At first we didn’t know Kippy was sick. I’d seen him Friday night in the fruit cellar, hunched down looking under the shelves. I thought he was stalking a mouse, “You get him, Kippy! It was a typically busy weekend so it wasn’t until Sunday that I realized I hadn’t seen him around. I finally found him in the basement, hovering over the water dish like Snoopy playing vulture. His front paws were wet and dirty, and looked tiny. At first I thought he’d been digging under the fruit cellar shelves trying to get at the mouse, but then he pawed in the water bowl, put his face down toward the water, then lifted it again without drinking.
I thought maybe he’d accidentally gotten shut in the fruit cellar without food or water all weekend so I put him by the food dish. He put his face into the food, then raised it again without eating. That’s when I started worrying – Kippy NEVER refused food.
Long story short, that was the beginning of the end – the vet told us that Kippy was experiencing kidney failure. We switched him to Hill’s Science Diet Kidney Care food and he started acting like himself again, but his recovery was short-lived and less than 3 months later he was gone.
Every pet owner thinks that their pet is special- which they are – but Kippy was among the most special of pets.
Teacher always told me that farm kittens were the best because they had tons of personality and you could get them younger than kittens from the Humane Society so they really became part of the family.
As usual, he was right.
We got Kippy from Auntie Elle’s uncle’s farm. I barely remember picking him out, but I do remember a huge box with all the boy kittens in it, and Angel Face lobbying for the tiny grey and white kitten. Since I have a thing for grey and white cats it wasn’t a tough sell.
He was incredibly gentle and tolerant with the kids. I always said that he had no self-preservation instinct because when the kids played rough with him he just laid there looking at me with “please save me” in his eyes; he never even tried to run away.
Kippy loved us so much, and showed it. He purred whenever we were near – often all it took to get his motor going was for us to start talking to him. Then if we didn’t pet him right away he gently pawed at an arm or butted his head against us, asking for cuddles with his eyes. He loved being held, carried around, and napping with his family.

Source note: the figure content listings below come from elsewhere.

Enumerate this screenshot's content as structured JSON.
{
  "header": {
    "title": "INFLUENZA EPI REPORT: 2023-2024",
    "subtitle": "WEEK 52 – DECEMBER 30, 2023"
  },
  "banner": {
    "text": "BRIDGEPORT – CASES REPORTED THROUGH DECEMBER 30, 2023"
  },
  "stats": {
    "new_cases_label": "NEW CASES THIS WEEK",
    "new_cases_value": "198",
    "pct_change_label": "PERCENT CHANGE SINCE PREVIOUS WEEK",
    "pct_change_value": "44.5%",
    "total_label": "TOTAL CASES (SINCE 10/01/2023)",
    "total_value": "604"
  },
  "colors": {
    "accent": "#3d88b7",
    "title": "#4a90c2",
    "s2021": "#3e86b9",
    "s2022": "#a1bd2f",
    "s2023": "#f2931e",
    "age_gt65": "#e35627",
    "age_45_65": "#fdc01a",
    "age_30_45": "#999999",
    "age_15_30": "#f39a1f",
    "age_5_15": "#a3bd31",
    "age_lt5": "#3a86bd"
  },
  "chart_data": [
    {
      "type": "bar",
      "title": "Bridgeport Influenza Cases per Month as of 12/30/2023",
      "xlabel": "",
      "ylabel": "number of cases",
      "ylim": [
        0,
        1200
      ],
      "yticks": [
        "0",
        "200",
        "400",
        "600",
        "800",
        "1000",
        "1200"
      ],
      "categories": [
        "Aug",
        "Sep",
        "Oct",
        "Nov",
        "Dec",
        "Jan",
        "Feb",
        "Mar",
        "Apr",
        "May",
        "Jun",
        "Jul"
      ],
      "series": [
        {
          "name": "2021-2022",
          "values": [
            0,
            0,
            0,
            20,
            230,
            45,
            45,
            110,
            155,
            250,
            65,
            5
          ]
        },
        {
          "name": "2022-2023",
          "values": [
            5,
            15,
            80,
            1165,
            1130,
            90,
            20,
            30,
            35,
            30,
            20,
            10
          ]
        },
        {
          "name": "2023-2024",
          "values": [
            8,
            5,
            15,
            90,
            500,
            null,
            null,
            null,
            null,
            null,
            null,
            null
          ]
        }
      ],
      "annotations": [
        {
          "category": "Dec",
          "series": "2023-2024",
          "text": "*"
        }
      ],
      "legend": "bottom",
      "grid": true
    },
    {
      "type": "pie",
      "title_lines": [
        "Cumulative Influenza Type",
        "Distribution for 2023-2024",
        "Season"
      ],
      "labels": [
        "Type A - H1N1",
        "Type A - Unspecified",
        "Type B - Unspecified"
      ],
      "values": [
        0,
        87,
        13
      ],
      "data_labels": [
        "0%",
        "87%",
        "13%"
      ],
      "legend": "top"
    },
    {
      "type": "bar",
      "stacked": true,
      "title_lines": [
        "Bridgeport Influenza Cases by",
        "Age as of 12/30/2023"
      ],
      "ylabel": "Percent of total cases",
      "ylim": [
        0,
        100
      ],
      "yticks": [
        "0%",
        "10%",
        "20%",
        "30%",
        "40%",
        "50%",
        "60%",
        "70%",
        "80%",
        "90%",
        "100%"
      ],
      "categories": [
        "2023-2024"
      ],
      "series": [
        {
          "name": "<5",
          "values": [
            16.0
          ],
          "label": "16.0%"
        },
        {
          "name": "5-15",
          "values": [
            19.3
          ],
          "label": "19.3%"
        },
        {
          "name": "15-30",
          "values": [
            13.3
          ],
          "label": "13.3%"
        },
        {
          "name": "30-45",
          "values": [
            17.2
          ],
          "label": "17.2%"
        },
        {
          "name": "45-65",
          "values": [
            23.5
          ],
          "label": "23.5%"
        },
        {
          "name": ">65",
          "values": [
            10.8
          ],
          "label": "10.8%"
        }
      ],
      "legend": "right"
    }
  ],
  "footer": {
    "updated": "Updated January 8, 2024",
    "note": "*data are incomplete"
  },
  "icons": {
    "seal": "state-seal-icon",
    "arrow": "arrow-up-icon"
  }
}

He loved napping on the kitchen counter – especially on my laptop, which used to drive me crazy. I never figured out if he liked being in the middle of everything, or if he liked the warmth from the laptop and nearby dishwasher, or both.
Kippy was a fantastic mouser. We don’t have mice often, but whenever one appeared we could always count on Kippy to get him. Best of all, he killed it and ate the whole thing so we didn’t have to worry about finding mouse parts anywhere. Unlike Murphy who just followed them, Laelia who doesn’t know what to do with them when she catches them, or Snickers who just plays with them – dead or alive. And we could always tell when he’d been at a toy mouse because its tail had been chewed off.
Of course he wasn’t perfect. He loved people food and was often underfoot when we were cooking. He learned that the counter and sink were great places to scrounge, and could often be found in the sink snacking on food that hadn’t been put down the garbage disposal yet. One of Teacher’s nicknames for Kippy was “Scrounge.” During meals he went around the table begging for handouts, stretching up to reach for plates, or grabbing an arm with his paw and trying to pull it down so he could nab food off the fork. When he was a kitten he was so frantic for Cheetos and French Fries that eating either without sharing was taking your life in your hands.
Although he was the undisputed “Alpha” cat for many years, Kippy always accepted the other cats we brought into the house, no matter if they were just guests like College Boy’s Loki or permanent “siblings.”
He was the sweetest, most gentle cat I’ve ever known, and we’re never going to forget him.
Goodbye, sweet Kippy. We couldn’t have loved you more, or you loved us more. We’ll miss you forever.